Sally hizo una pausa, leyendo entrelineas.

– ¿Nadie resultó herido? -preguntó.

– No permanentemente. A menos que el señor O'Connell tenga ahora el corazón roto, pero lo dudo. Sin embargo, quedó muy impresionado respecto a lo desaconsejable de continuar su curso de acción y llegó a una clara conclusión, después de que yo le hiciera ver ciertas realidades. No estoy seguro de que quiera usted conocer más detalles, abogada. Podría sentirse incómoda.

Sally reparó en que la conversación tenía un extraño tono afable; como si ella fuese incapaz de oír ciertas cosas sin palidecer o incluso desmayarse. Tenía una sensibilidad victoriana, y Murphy lo sabía.
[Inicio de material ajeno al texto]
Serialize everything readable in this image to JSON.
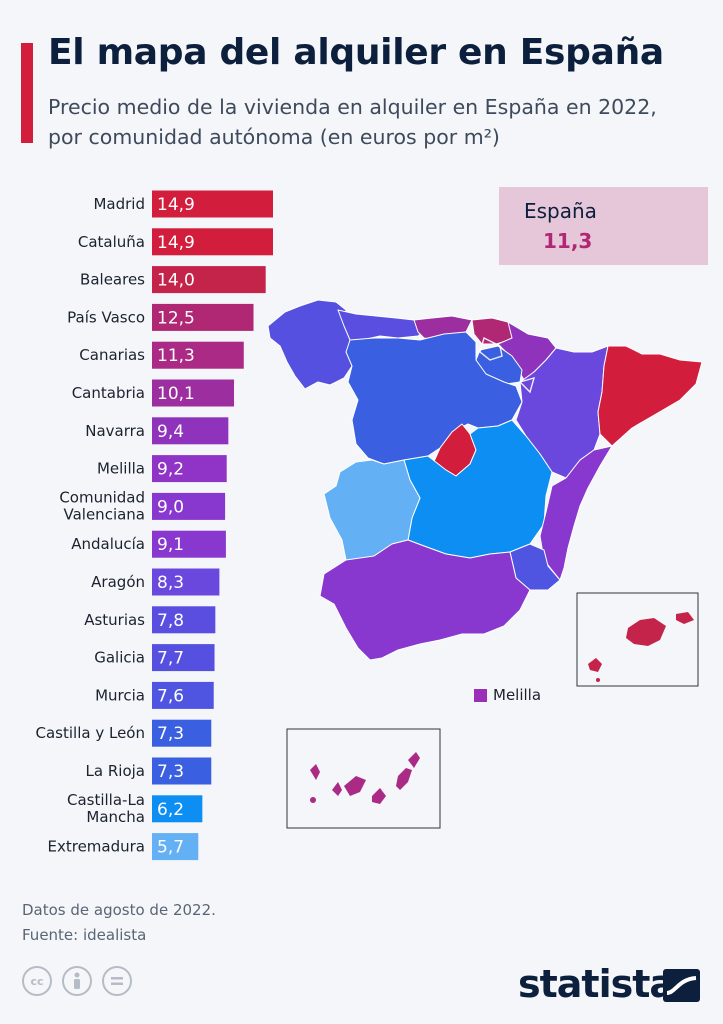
{
  "header": {
    "title": "El mapa del alquiler en España",
    "subtitle_line1": "Precio medio de la vivienda en alquiler en España en 2022,",
    "subtitle_line2": "por comunidad autónoma (en euros por m²)"
  },
  "national": {
    "label": "España",
    "value": "11,3"
  },
  "chart_data": {
    "type": "bar",
    "orientation": "horizontal",
    "title": "El mapa del alquiler en España",
    "subtitle": "Precio medio de la vivienda en alquiler en España en 2022, por comunidad autónoma (en euros por m²)",
    "categories": [
      [
        "Madrid"
      ],
      [
        "Cataluña"
      ],
      [
        "Baleares"
      ],
      [
        "País Vasco"
      ],
      [
        "Canarias"
      ],
      [
        "Cantabria"
      ],
      [
        "Navarra"
      ],
      [
        "Melilla"
      ],
      [
        "Comunidad",
        "Valenciana"
      ],
      [
        "Andalucía"
      ],
      [
        "Aragón"
      ],
      [
        "Asturias"
      ],
      [
        "Galicia"
      ],
      [
        "Murcia"
      ],
      [
        "Castilla y León"
      ],
      [
        "La Rioja"
      ],
      [
        "Castilla-La",
        "Mancha"
      ],
      [
        "Extremadura"
      ]
    ],
    "values": [
      14.9,
      14.9,
      14.0,
      12.5,
      11.3,
      10.1,
      9.4,
      9.2,
      9.0,
      9.1,
      8.3,
      7.8,
      7.7,
      7.6,
      7.3,
      7.3,
      6.2,
      5.7
    ],
    "value_labels": [
      "14,9",
      "14,9",
      "14,0",
      "12,5",
      "11,3",
      "10,1",
      "9,4",
      "9,2",
      "9,0",
      "9,1",
      "8,3",
      "7,8",
      "7,7",
      "7,6",
      "7,3",
      "7,3",
      "6,2",
      "5,7"
    ],
    "colors": [
      "#d21d3c",
      "#d21d3c",
      "#c5244a",
      "#b02774",
      "#aa2a86",
      "#9c2ea0",
      "#8f33bd",
      "#8f34c6",
      "#8838cf",
      "#8838cf",
      "#6a48de",
      "#5a4ee0",
      "#5550e0",
      "#4f55e0",
      "#3a5fe0",
      "#3a5fe0",
      "#0d8ef2",
      "#64b0f4"
    ],
    "xlim": [
      0,
      15
    ],
    "legend": "none",
    "grid": false
  },
  "map": {
    "legend_label": "Melilla",
    "legend_color": "#9a2fb8"
  },
  "footer": {
    "note": "Datos de agosto de 2022.",
    "source": "Fuente: idealista"
  },
  "license_icons": [
    "cc",
    "by",
    "nd"
  ],
  "brand": {
    "name": "statista"
  }
}
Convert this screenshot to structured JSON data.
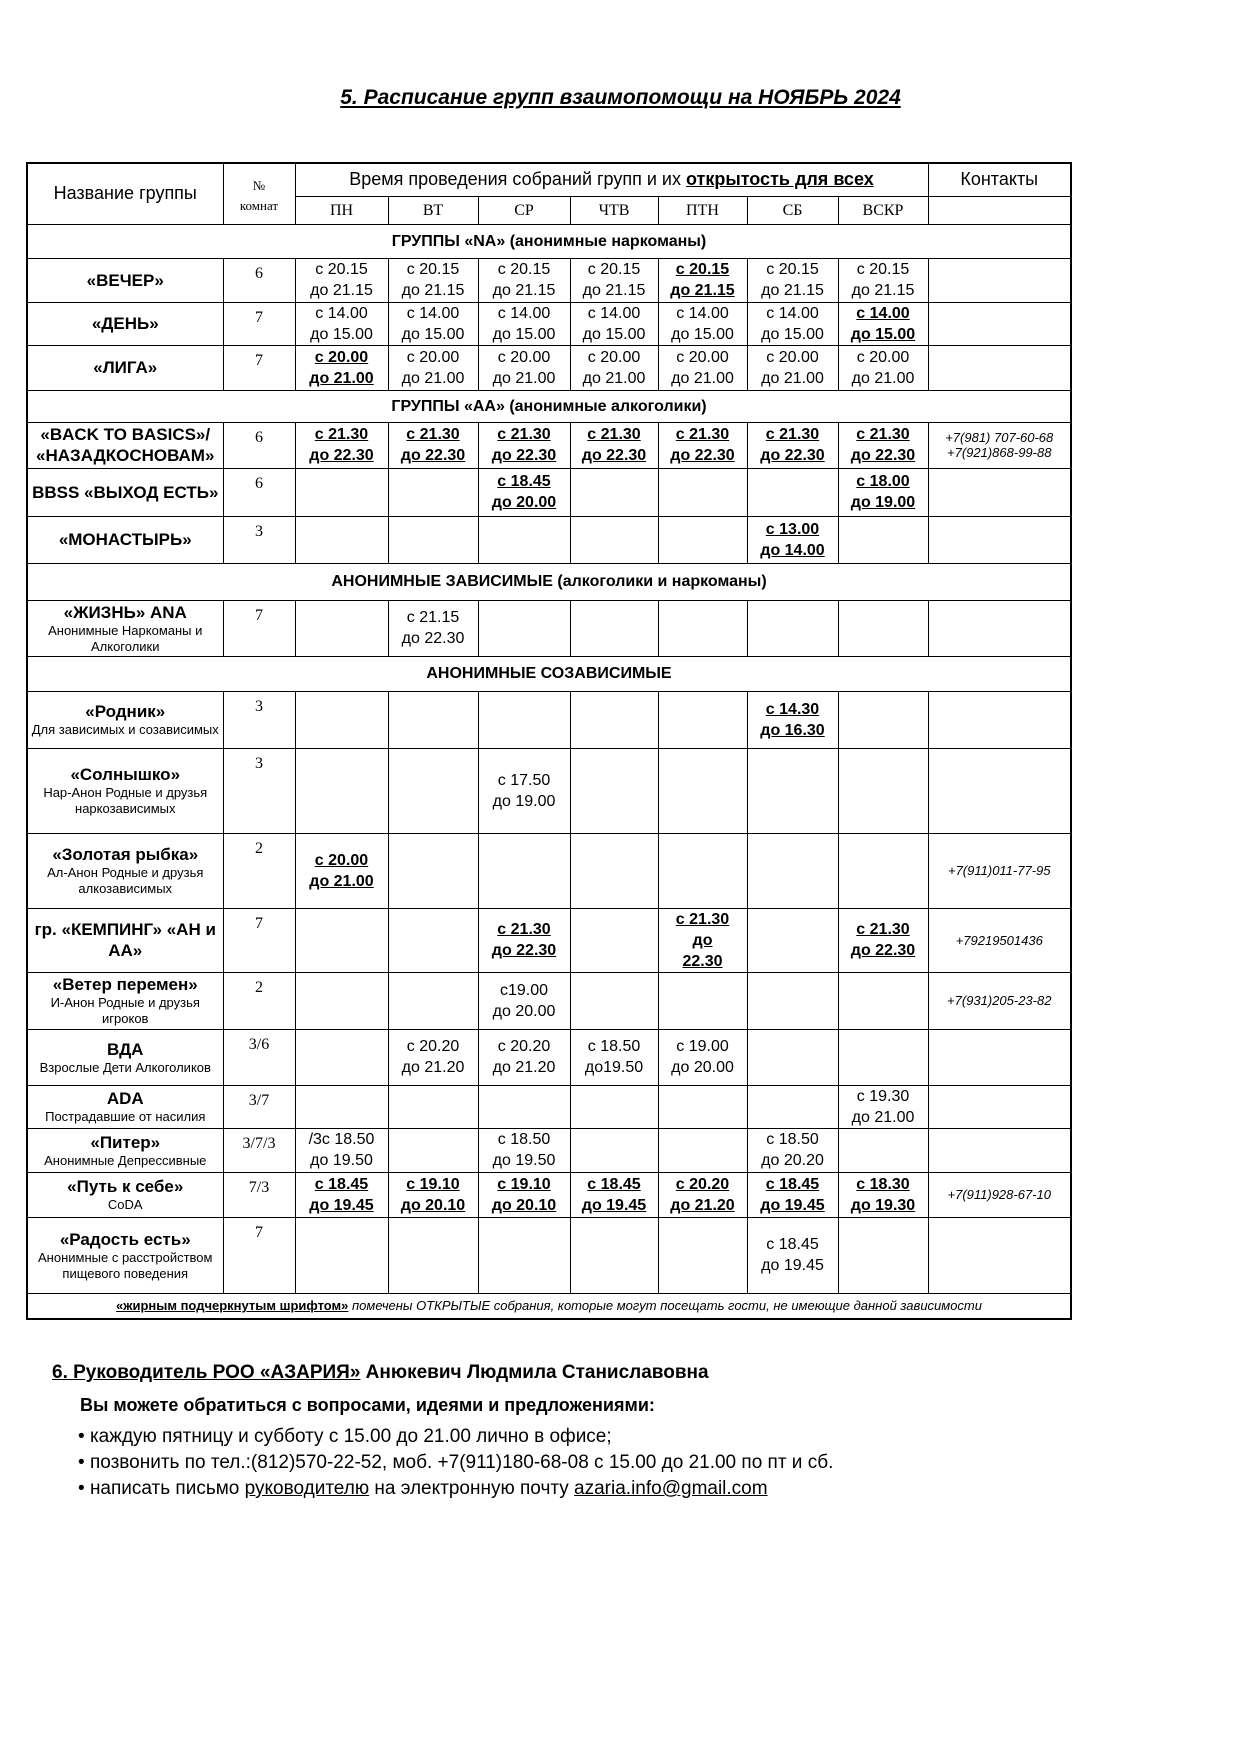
{
  "title": "5. Расписание групп взаимопомощи на НОЯБРЬ 2024",
  "header": {
    "name": "Название группы",
    "room_sym": "№",
    "room": "комнат",
    "time_prefix": "Время проведения собраний групп и их ",
    "time_open": "открытость для всех",
    "contacts": "Контакты",
    "days": [
      "ПН",
      "ВТ",
      "СР",
      "ЧТВ",
      "ПТН",
      "СБ",
      "ВСКР"
    ]
  },
  "rows": [
    {
      "section": "ГРУППЫ «NA» (анонимные наркоманы)"
    },
    {
      "name": "«ВЕЧЕР»",
      "room": "6",
      "cells": [
        {
          "l": [
            "с 20.15",
            "до 21.15"
          ]
        },
        {
          "l": [
            "с 20.15",
            "до 21.15"
          ]
        },
        {
          "l": [
            "с 20.15",
            "до 21.15"
          ]
        },
        {
          "l": [
            "с 20.15",
            "до 21.15"
          ]
        },
        {
          "l": [
            "с 20.15",
            "до 21.15"
          ],
          "open": true
        },
        {
          "l": [
            "с 20.15",
            "до 21.15"
          ]
        },
        {
          "l": [
            "с 20.15",
            "до 21.15"
          ]
        }
      ]
    },
    {
      "name": "«ДЕНЬ»",
      "room": "7",
      "cells": [
        {
          "l": [
            "с 14.00",
            "до 15.00"
          ]
        },
        {
          "l": [
            "с 14.00",
            "до 15.00"
          ]
        },
        {
          "l": [
            "с 14.00",
            "до 15.00"
          ]
        },
        {
          "l": [
            "с 14.00",
            "до 15.00"
          ]
        },
        {
          "l": [
            "с 14.00",
            "до 15.00"
          ]
        },
        {
          "l": [
            "с 14.00",
            "до 15.00"
          ]
        },
        {
          "l": [
            "с 14.00",
            "до 15.00"
          ],
          "open": true
        }
      ]
    },
    {
      "name": "«ЛИГА»",
      "room": "7",
      "cells": [
        {
          "l": [
            "с 20.00",
            "до 21.00"
          ],
          "open": true
        },
        {
          "l": [
            "с 20.00",
            "до 21.00"
          ]
        },
        {
          "l": [
            "с 20.00",
            "до 21.00"
          ]
        },
        {
          "l": [
            "с 20.00",
            "до 21.00"
          ]
        },
        {
          "l": [
            "с 20.00",
            "до 21.00"
          ]
        },
        {
          "l": [
            "с 20.00",
            "до 21.00"
          ]
        },
        {
          "l": [
            "с 20.00",
            "до 21.00"
          ]
        }
      ]
    },
    {
      "section": "ГРУППЫ «АА» (анонимные алкоголики)"
    },
    {
      "name": "«BACK TO BASICS»/ «НАЗАДКОСНОВАМ»",
      "room": "6",
      "cells": [
        {
          "l": [
            "с 21.30",
            "до 22.30"
          ],
          "open": true
        },
        {
          "l": [
            "с 21.30",
            "до 22.30"
          ],
          "open": true
        },
        {
          "l": [
            "с 21.30",
            "до 22.30"
          ],
          "open": true
        },
        {
          "l": [
            "с 21.30",
            "до 22.30"
          ],
          "open": true
        },
        {
          "l": [
            "с 21.30",
            "до 22.30"
          ],
          "open": true
        },
        {
          "l": [
            "с 21.30",
            "до 22.30"
          ],
          "open": true
        },
        {
          "l": [
            "с 21.30",
            "до 22.30"
          ],
          "open": true
        }
      ],
      "contact": "+7(981) 707-60-68 +7(921)868-99-88"
    },
    {
      "name": "BBSS «ВЫХОД ЕСТЬ»",
      "room": "6",
      "cells": [
        null,
        null,
        {
          "l": [
            "с 18.45",
            "до 20.00"
          ],
          "open": true
        },
        null,
        null,
        null,
        {
          "l": [
            "с 18.00",
            "до 19.00"
          ],
          "open": true
        }
      ]
    },
    {
      "name": "«МОНАСТЫРЬ»",
      "room": "3",
      "cells": [
        null,
        null,
        null,
        null,
        null,
        {
          "l": [
            "с 13.00",
            "до 14.00"
          ],
          "open": true
        },
        null
      ]
    },
    {
      "section": "АНОНИМНЫЕ ЗАВИСИМЫЕ (алкоголики и наркоманы)"
    },
    {
      "name": "«ЖИЗНЬ» ANA",
      "sub": "Анонимные Наркоманы и Алкоголики",
      "room": "7",
      "cells": [
        null,
        {
          "l": [
            "с 21.15",
            "до 22.30"
          ]
        },
        null,
        null,
        null,
        null,
        null
      ]
    },
    {
      "section": "АНОНИМНЫЕ СОЗАВИСИМЫЕ"
    },
    {
      "name": "«Родник»",
      "sub": "Для зависимых и созависимых",
      "room": "3",
      "cells": [
        null,
        null,
        null,
        null,
        null,
        {
          "l": [
            "с 14.30",
            "до 16.30"
          ],
          "open": true
        },
        null
      ]
    },
    {
      "name": "«Солнышко»",
      "sub": "Нар-Анон Родные и друзья наркозависимых",
      "room": "3",
      "cells": [
        null,
        null,
        {
          "l": [
            "с 17.50",
            "до 19.00"
          ]
        },
        null,
        null,
        null,
        null
      ]
    },
    {
      "name": "«Золотая рыбка»",
      "sub": "Ал-Анон Родные и друзья алкозависимых",
      "room": "2",
      "cells": [
        {
          "l": [
            "с 20.00",
            "до 21.00"
          ],
          "open": true
        },
        null,
        null,
        null,
        null,
        null,
        null
      ],
      "contact": "+7(911)011-77-95"
    },
    {
      "name": "гр. «КЕМПИНГ» «АН и АА»",
      "room": "7",
      "cells": [
        null,
        null,
        {
          "l": [
            "с 21.30",
            "до 22.30"
          ],
          "open": true
        },
        null,
        {
          "l": [
            "с 21.30",
            "до",
            "22.30"
          ],
          "open": true
        },
        null,
        {
          "l": [
            "с 21.30",
            "до 22.30"
          ],
          "open": true
        }
      ],
      "contact": "+79219501436"
    },
    {
      "name": "«Ветер перемен»",
      "sub": "И-Анон Родные и друзья игроков",
      "room": "2",
      "cells": [
        null,
        null,
        {
          "l": [
            "с19.00",
            "до 20.00"
          ]
        },
        null,
        null,
        null,
        null
      ],
      "contact": "+7(931)205-23-82"
    },
    {
      "name": "ВДА",
      "sub": "Взрослые Дети Алкоголиков",
      "room": "3/6",
      "cells": [
        null,
        {
          "l": [
            "с 20.20",
            "до 21.20"
          ]
        },
        {
          "l": [
            "с 20.20",
            "до 21.20"
          ]
        },
        {
          "l": [
            "с 18.50",
            "до19.50"
          ]
        },
        {
          "l": [
            "с 19.00",
            "до 20.00"
          ]
        },
        null,
        null
      ]
    },
    {
      "name": "ADA",
      "sub": "Пострадавшие от насилия",
      "room": "3/7",
      "cells": [
        null,
        null,
        null,
        null,
        null,
        null,
        {
          "l": [
            "с 19.30",
            "до 21.00"
          ]
        }
      ]
    },
    {
      "name": "«Питер»",
      "sub": "Анонимные Депрессивные",
      "room": "3/7/3",
      "cells": [
        {
          "l": [
            "/3с 18.50",
            "до 19.50"
          ]
        },
        null,
        {
          "l": [
            "с 18.50",
            "до 19.50"
          ]
        },
        null,
        null,
        {
          "l": [
            "с 18.50",
            "до 20.20"
          ]
        },
        null
      ]
    },
    {
      "name": "«Путь к себе»",
      "sub": "CoDA",
      "room": "7/3",
      "cells": [
        {
          "l": [
            "с 18.45",
            "до 19.45"
          ],
          "open": true
        },
        {
          "l": [
            "с 19.10",
            "до 20.10"
          ],
          "open": true
        },
        {
          "l": [
            "с 19.10",
            "до 20.10"
          ],
          "open": true
        },
        {
          "l": [
            "с 18.45",
            "до 19.45"
          ],
          "open": true
        },
        {
          "l": [
            "с 20.20",
            "до 21.20"
          ],
          "open": true
        },
        {
          "l": [
            "с 18.45",
            "до 19.45"
          ],
          "open": true
        },
        {
          "l": [
            "с 18.30",
            "до 19.30"
          ],
          "open": true
        }
      ],
      "contact": "+7(911)928-67-10"
    },
    {
      "name": "«Радость есть»",
      "sub": "Анонимные с расстройством пищевого поведения",
      "room": "7",
      "cells": [
        null,
        null,
        null,
        null,
        null,
        {
          "l": [
            "с 18.45",
            "до 19.45"
          ]
        },
        null
      ]
    }
  ],
  "note": {
    "bold": "«жирным подчеркнутым шрифтом»",
    "text": " помечены ОТКРЫТЫЕ собрания, которые могут посещать гости, не имеющие данной зависимости"
  },
  "section6": {
    "num": "6. ",
    "org": "Руководитель РОО «АЗАРИЯ»",
    "person": " Анюкевич Людмила Станиславовна",
    "intro": "Вы можете обратиться с вопросами, идеями и предложениями:",
    "items": [
      "каждую пятницу и субботу с 15.00 до 21.00 лично в офисе;",
      "позвонить по тел.:(812)570-22-52, моб. +7(911)180-68-08 с 15.00 до 21.00 по пт и сб."
    ],
    "mail_pre": "написать письмо ",
    "mail_link": "руководителю",
    "mail_mid": " на электронную почту ",
    "email": "azaria.info@gmail.com"
  }
}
– No, prefiero no saberlo.

– Muy bien. Le enviaré un informe pasado mañana o así. Y si tiene alguna duda o ve algo sospechoso, por favor, llámeme y yo me encargaré. Quiero decir, siempre existe la leve posibilidad de que el señor O'Connell cambie de opinión una vez más. Pero lo dudo. Parece una persona débil, señora Freeman-Richards. Muy poquita cosa, y no me refiero a su estatura. Como sea, creo que no volverá a molestar a nadie de su familia. Bien, si necesita que investigue algo más en el futuro, sabe dónde encontrarme.

Sally se sorprendió un poco de la descripción que Murphy hacía de O'Connell. No encajaba exactamente con sus conclusiones. Pero oírlo la tranquilizó, y por eso no hizo caso a ninguna duda que pudiera albergar.